Toxic Relationship: What do you believe makes a relationship healthy? How do you tell when you are having a toxic relationship? Relationships should be nurturing and balanced. To make a relationship work, both parties should be willing to do their best—even if your best means having to make compromises. It’s also just as important to know when not to make compromises. If you have certain standards, you have them for a reason.
Do they become extremely jealous at the slightest matter? Are they constantly comparing themselves to your social circle? Nobody’s perfect, but if this happens all the time, it can be quite draining on you. If they don’t ever trust you, you’ll have to constantly reassure your partner about your loyalty. If they breach your privacy without your consent—like constantly going through your phone or checking all your private text messages—that’s really unfair to you, and it’s not okay. Period.
Do they always ask where you’re going? Do you need to report where you are or what you’re doing every hour? There’s nothing wrong with communicating your whereabouts, but it can become super tiresome if you’re always being asked on a repetitive loop. It’s important to have your own time away from your partner, even when things are going well. If both parties don’t have their own space in the relationship, that’s not healthy. One of you, if not both, may feel a loss of identity. Even if you live together, your partner still needs to respect your space—and vice versa.
Are they unwilling to lend a hand with chores? Do they hesitate to plan a future with you? Relationships are all about give and take. If you’re working all the time and they’re not, that can be a problem. They expect you to do everything for them without being thoughtful of your needs. They don’t own up to their mistakes, and they get defensive pretty quickly. In times of crisis, they don’t show you any support or even offer a shoulder to cry on. They distance themselves to avoid you and the situation.
Are you unsure if they’re manipulating you? Gaslighting is to manipulate a person by psychological means into questioning their own sanity. They make you feel shame and guilt over how you supposedly acted, particularly when no one else does. Gaslighting is very subtle and can easily warp a person’s sense of self. They make you question your own judgment. The more you hear hurtful things about yourself—especially coming from someone you love—the more you begin to believe them. It’s one of the worst and most toxic things someone can do.
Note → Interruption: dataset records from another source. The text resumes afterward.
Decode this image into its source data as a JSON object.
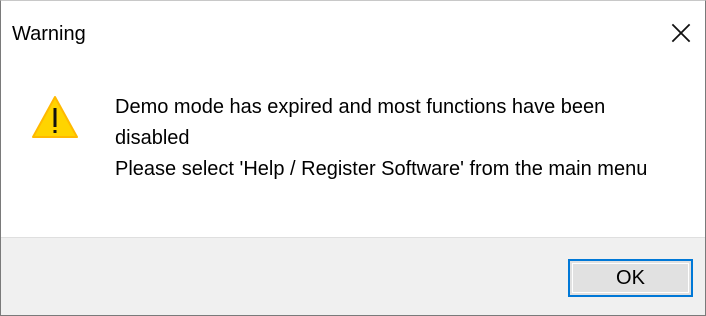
{
  "window": {
    "title": "Warning",
    "close_icon": "close-icon"
  },
  "message": {
    "icon": "warning-icon",
    "line1": "Demo mode has expired and most functions have been disabled",
    "line2": "Please select 'Help / Register Software' from the main menu"
  },
  "buttons": {
    "ok_label": "OK"
  },
  "colors": {
    "accent": "#0078d7",
    "warning_fill": "#ffd400",
    "warning_border": "#ffb900"
  }
}
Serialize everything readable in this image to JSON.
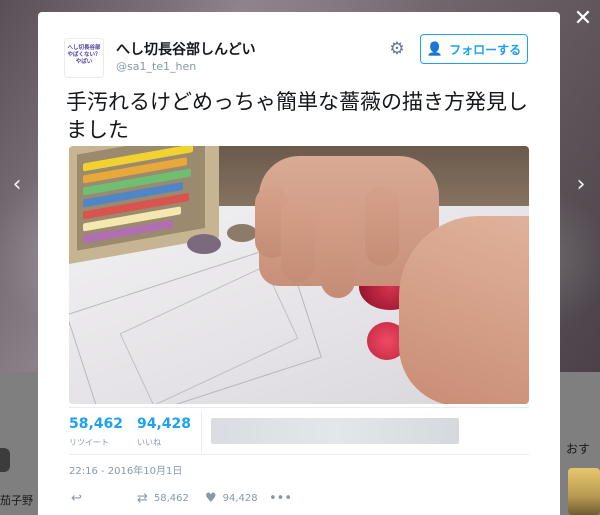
{
  "background": {
    "left_text": "茄子野",
    "right_text": "おす"
  },
  "nav": {
    "prev_icon": "‹",
    "next_icon": "›",
    "close_icon": "✕"
  },
  "tweet": {
    "avatar_lines": [
      "へし切長谷部",
      "やばくない？",
      "やばい"
    ],
    "display_name": "へし切長谷部しんどい",
    "handle": "@sa1_te1_hen",
    "follow_label": "フォローする",
    "text": "手汚れるけどめっちゃ簡単な薔薇の描き方発見しました",
    "stats": {
      "retweets_value": "58,462",
      "retweets_label": "リツイート",
      "likes_value": "94,428",
      "likes_label": "いいね"
    },
    "timestamp": "22:16 - 2016年10月1日",
    "actions": {
      "retweet_count": "58,462",
      "like_count": "94,428",
      "more_label": "•••"
    }
  },
  "colors": {
    "accent": "#1da1f2",
    "muted": "#8899a6",
    "text": "#14171a"
  }
}
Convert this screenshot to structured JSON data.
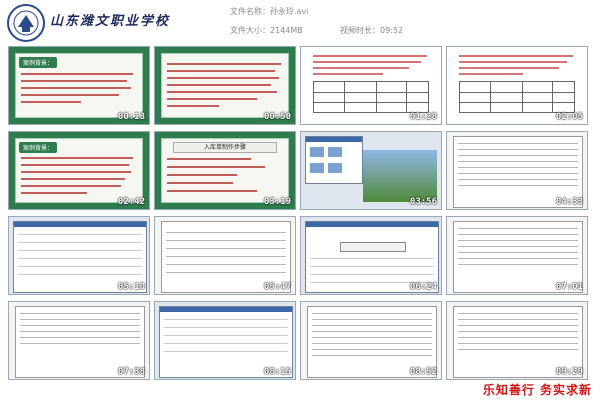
{
  "header": {
    "school_name": "山东潍文职业学校",
    "file_name": "文件名称：孙永玲.avi",
    "file_size": "文件大小：2144MB",
    "duration": "视频时长：09:52"
  },
  "thumbnails": [
    {
      "timestamp": "00:13"
    },
    {
      "timestamp": "00:50"
    },
    {
      "timestamp": "01:28"
    },
    {
      "timestamp": "02:05"
    },
    {
      "timestamp": "02:42"
    },
    {
      "timestamp": "03:19"
    },
    {
      "timestamp": "03:56"
    },
    {
      "timestamp": "04:33"
    },
    {
      "timestamp": "05:10"
    },
    {
      "timestamp": "05:47"
    },
    {
      "timestamp": "06:24"
    },
    {
      "timestamp": "07:01"
    },
    {
      "timestamp": "07:38"
    },
    {
      "timestamp": "08:15"
    },
    {
      "timestamp": "08:52"
    },
    {
      "timestamp": "09:29"
    }
  ],
  "slides": {
    "case_badge": "案例背景：",
    "process_title": "入库单制作步骤"
  },
  "footer": {
    "motto": "乐知善行  务实求新"
  },
  "colors": {
    "slide_green": "#2f7d4e",
    "text_red": "#c23a3a",
    "motto_red": "#d01818"
  }
}
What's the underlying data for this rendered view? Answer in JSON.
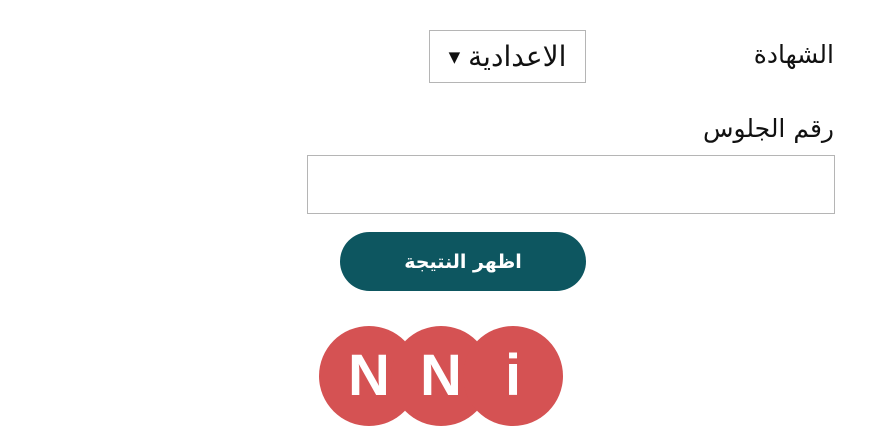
{
  "form": {
    "certificate_label": "الشهادة",
    "certificate_selected": "الاعدادية",
    "seat_label": "رقم الجلوس",
    "seat_value": "",
    "submit_label": "اظهر النتيجة"
  },
  "logo": {
    "letters": [
      "N",
      "N",
      "i"
    ],
    "color": "#d55253"
  },
  "colors": {
    "button": "#0d5660"
  }
}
Does your partner lie? Do you often find them in the middle of a lie? Honesty is key in any relationship—the stepping stone to trust. When your partner is a compulsive liar, they may lie so often that they can’t even keep their story straight anymore. That’s totally unfair to you. It’s not a healthy environment for you to be in. Sometimes people stay in unhealthy relationships because they believe that they can and will get better. While sometimes that can be true, most of the time if you are dating someone who lies a lot, chances are they always will.
Are they always running late for your movie dates? Do they apologize to you or just brush it off like it’s no big deal? To be fair, people can sometimes be late—it does happen. Events can transpire and that’s totally out of your control. But it is also necessary to make time for those that they care about. This includes keeping you in the loop. If your partner has to cancel appearing at an event that you’re both going to, they should let you know as soon as possible. Or are you waiting in agony for two or three hours with no reply? It’s normal for people to not respond right away, but they should get back to you within a respectable amount of time.
Disagreements and the occasional fight in a relationship can be healthy. But if they’re in the habit of accusing you of things that you could never even imagine, this can be a major red flag. Accusations—such as questioning your loyalty all the time—can be utterly soul destroying. Oftentimes, those who are guilty of something they know is wrong will project it onto someone else. It’s always a good idea to guard against such behavior.
If you’re ever cheated on, it’s not your fault. Remember that. If your partner cheats on you, that’s about them, not you. Yes, it’s hard to leave someone when you love them so dearly, no matter their flaws. But once you’ve been cheated on, it takes a toll on your mental health. Your self-worth can tank. Victims of cheating can be made to feel worthless. You may ask yourself why you weren’t ever good enough, or what you did to deserve it. It’s what we do with those thoughts that matters.
If you feel safe and comfortable with your partner, it’s important to be open and communicate your thoughts and feelings. If you’re not in a happy, healthy relationship, you can always reach out for help. Those who love you care about you—they just want what’s best. You should want the best for yourself. Stay away from toxic relationship too.